Elio Sandri '20 Langhe Nebbiolo
Wine:
Grown in his Barolo Zone vineyards, varying parcels are selected for Barolo or Nebbiolo bottlings depending on stylistic character each vintage. Named “Nebbiolo” for the cool autumn fog (or nebbia) and late ripening. 40 year-old vines cling to a steep-sloping, northeast-facing Langhe hillside producing small clusters, planted densely at only 28 inch spacing. Winery notes: “Beautiful bouquet with flowers, herbs, tobacco, currants, earth and a touch of cedar. Velvety palate of licorice, bitter dark chocolate and sweet spices.”
Winery:
In view of the Swiss Alps from the cool Piedmont region of northwest Italy, the Sandri family farms this foggy area of steep hillside vineyards, east of Barolo in the hamlet of Monforte d’Alba. Grapes have been grown there for millennia, and since the late 1800s by the Sandri family.

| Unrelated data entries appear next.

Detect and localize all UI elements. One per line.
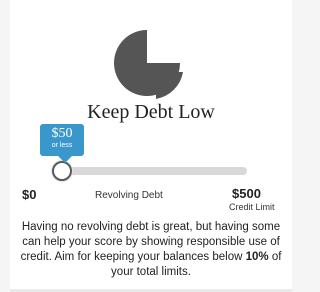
tooltip-sub-label: or less	[51, 142, 73, 149]
tooltip-value: $50	[51, 126, 73, 141]
slider-track[interactable]	[60, 167, 247, 175]
slider-axis-label: Revolving Debt	[95, 190, 163, 201]
slider-handle[interactable]	[52, 161, 72, 181]
description-body: Having no revolving debt is great, but h…	[20, 221, 281, 263]
slider-max-sub-label: Credit Limit	[229, 202, 275, 212]
slider-tooltip: $50 or less	[40, 124, 84, 163]
slider-min-label: $0	[22, 187, 37, 202]
description-highlight: 10%	[245, 251, 269, 263]
description-text: Having no revolving debt is great, but h…	[16, 220, 286, 280]
slider-max-label: $500	[232, 186, 261, 201]
recommendation-card: Keep Debt Low $50 or less $0 Revolving D…	[10, 0, 292, 292]
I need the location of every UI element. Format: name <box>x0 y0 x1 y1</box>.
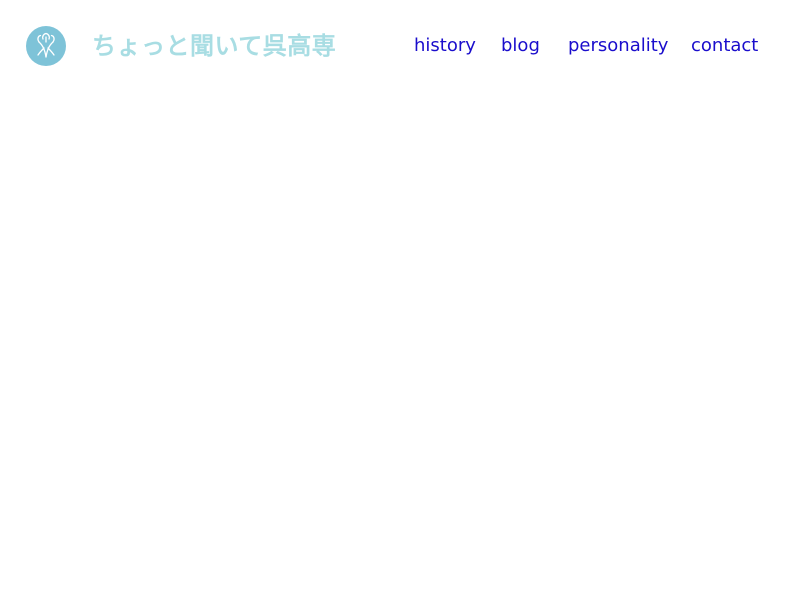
main-content <box>0 92 800 600</box>
nav-link-contact[interactable]: contact <box>691 33 758 59</box>
nav-link-blog[interactable]: blog <box>501 33 540 59</box>
site-header: ちょっと聞いて呉高専 history blog personality cont… <box>0 0 800 92</box>
main-nav: history blog personality contact <box>0 33 800 59</box>
nav-link-personality[interactable]: personality <box>568 33 668 59</box>
nav-link-history[interactable]: history <box>414 33 476 59</box>
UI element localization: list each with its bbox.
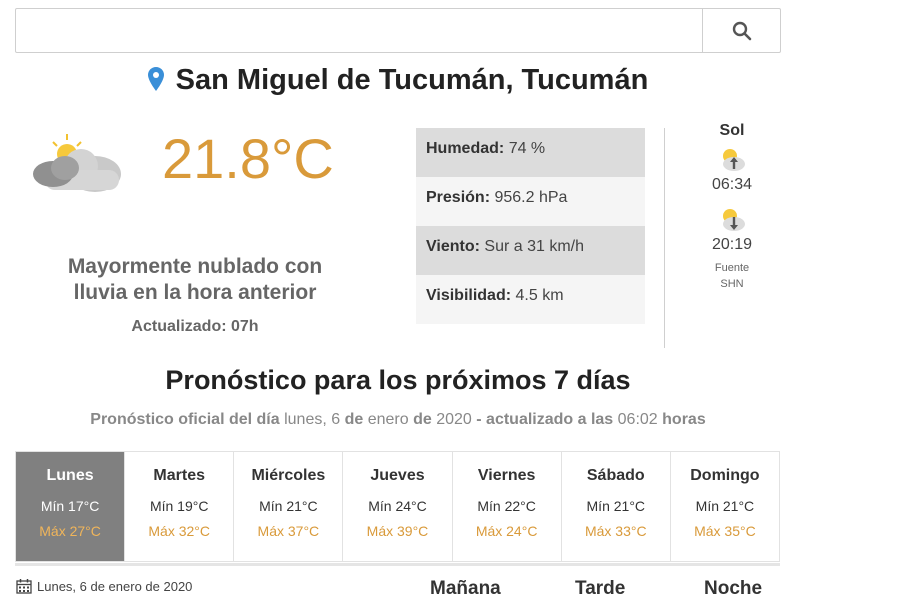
weather-description: Mayormente nublado con lluvia en la hora… bbox=[67, 255, 323, 304]
forecast-subtitle-part: 06:02 bbox=[617, 411, 658, 428]
visibility-row: Visibilidad: 4.5 km bbox=[416, 275, 645, 324]
forecast-subtitle: Pronóstico oficial del día lunes, 6 de e… bbox=[0, 411, 796, 429]
sunset-icon bbox=[723, 209, 745, 231]
day-name: Lunes bbox=[46, 467, 94, 484]
day-name: Jueves bbox=[370, 467, 425, 484]
day-name: Sábado bbox=[586, 467, 645, 484]
selected-date: Lunes, 6 de enero de 2020 bbox=[16, 578, 192, 594]
humidity-label: Humedad: bbox=[426, 140, 505, 157]
search-input[interactable] bbox=[16, 9, 702, 52]
forecast-subtitle-part: de bbox=[344, 411, 364, 428]
day-tab-jueves[interactable]: Jueves Mín 24°C Máx 39°C bbox=[342, 452, 451, 561]
wind-row: Viento: Sur a 31 km/h bbox=[416, 226, 645, 275]
wind-label: Viento: bbox=[426, 238, 480, 255]
cloudy-sun-icon bbox=[25, 132, 125, 203]
day-name: Miércoles bbox=[251, 467, 326, 484]
forecast-subtitle-part: Pronóstico oficial del día bbox=[90, 411, 280, 428]
pressure-row: Presión: 956.2 hPa bbox=[416, 177, 645, 226]
day-max: Máx 37°C bbox=[257, 523, 320, 539]
day-max: Máx 32°C bbox=[148, 523, 211, 539]
day-min: Mín 19°C bbox=[149, 498, 209, 514]
day-tab-sabado[interactable]: Sábado Mín 21°C Máx 33°C bbox=[560, 452, 670, 561]
day-name: Viernes bbox=[477, 467, 536, 484]
search-button[interactable] bbox=[702, 9, 780, 52]
day-name: Martes bbox=[153, 467, 205, 484]
day-tab-martes[interactable]: Martes Mín 19°C Máx 32°C bbox=[124, 452, 233, 561]
forecast-title: Pronóstico para los próximos 7 días bbox=[165, 365, 631, 395]
day-min: Mín 21°C bbox=[695, 498, 755, 514]
location-title: San Miguel de Tucumán, Tucumán bbox=[0, 64, 796, 97]
selected-date-text: Lunes, 6 de enero de 2020 bbox=[37, 578, 193, 594]
forecast-subtitle-part: enero bbox=[367, 411, 409, 428]
source-label: Fuente bbox=[714, 262, 750, 274]
day-min: Mín 21°C bbox=[259, 498, 318, 514]
forecast-subtitle-part: lunes, 6 bbox=[284, 411, 341, 428]
map-pin-icon bbox=[147, 67, 164, 91]
sunset-time: 20:19 bbox=[711, 236, 753, 253]
current-temperature: 21.8°C bbox=[162, 127, 334, 190]
forecast-subtitle-part: de bbox=[413, 411, 432, 428]
day-max: Máx 39°C bbox=[366, 523, 429, 539]
day-name: Domingo bbox=[690, 467, 760, 484]
day-min: Mín 24°C bbox=[368, 498, 427, 514]
separator-bar bbox=[15, 563, 780, 566]
visibility-label: Visibilidad: bbox=[426, 287, 512, 304]
forecast-subtitle-part: horas bbox=[662, 411, 706, 428]
humidity-value: 74 % bbox=[508, 140, 546, 157]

Originally selling their grapes to other wineries, Elio Sandri decided to keep all fruit for bottling his own wines, amounting to a tiny annual production of 2,000 cases of Barolo, out of the 330,000 cases (.25%) of Barolo produced annually. A Traditionalist in winemaking and growing, the house style rewards bottle age, and is released later than most in the area. Antonio Galloni: “The wines are rich, potent and loaded with structure, which means they will appeal to most with classically leaning palates. More than anything else, though, I find these wines to have true soul and a fragile sense of humanity that makes them absolutely compelling and distinctive.” Recently discovered by Antonio Galloni, and widely revered by sommeliers as a new cult producer in the Piemonte, the wines are now harder to get and more expensive with each release.
Winemaking:
Unmoved by New World stylistic influences, traditionalist Elio Sandri makes wine with minimal intervention, believing the natural process best reflects their unique terroir. Grapes are hand-picked at night, native-yeast fermented slowly and gently over months in the cold underground cellar, minimizing extraction first in Stainless tanks, then in concrete tanks before aging in neutral wooden Botte tanks using no new oak. While the Barolo is whole-cluster fermented, Sandri’s only modern winemaking acquiescence is to destem the Nebbiolo and Dolcetto. The very limited Barolos are fermented directly in decades-old wood Botte tanks, then bottle aged for many years, exceeding the 3 year bottle age requirement for Barolo. Following his personal approach to winemaking, all bottles are hand-labeled.
Vineyards:
Sandri’s entire vineyard is in the Barolo Zone on a steep, cooler east-facing Perno hillside, opposite Gaja’s Barolo on the warmer West-facing Sierra Langhe. His cooler hillside means later harvesting at lower brix than at Gaja’s warmer site. A non-interventionist, he uses Certified Organic Farming, and no sprays and no plowing (the hillside is too steep for a tractor). Wild herbs grow between rows in different parcels, creating aromatics that add complexity to wines from each parcel. He thins the crop in the spring (not at veraison), removing the larger flowers and leaving what will become smaller clusters. Vines are super-tightly spaced at .7 meters apart (28 inches), for 60 kilometers of linear vine rows. He makes leaf canopy adjustments for the cool and often foggy setting, and pruned to one cluster per shoot.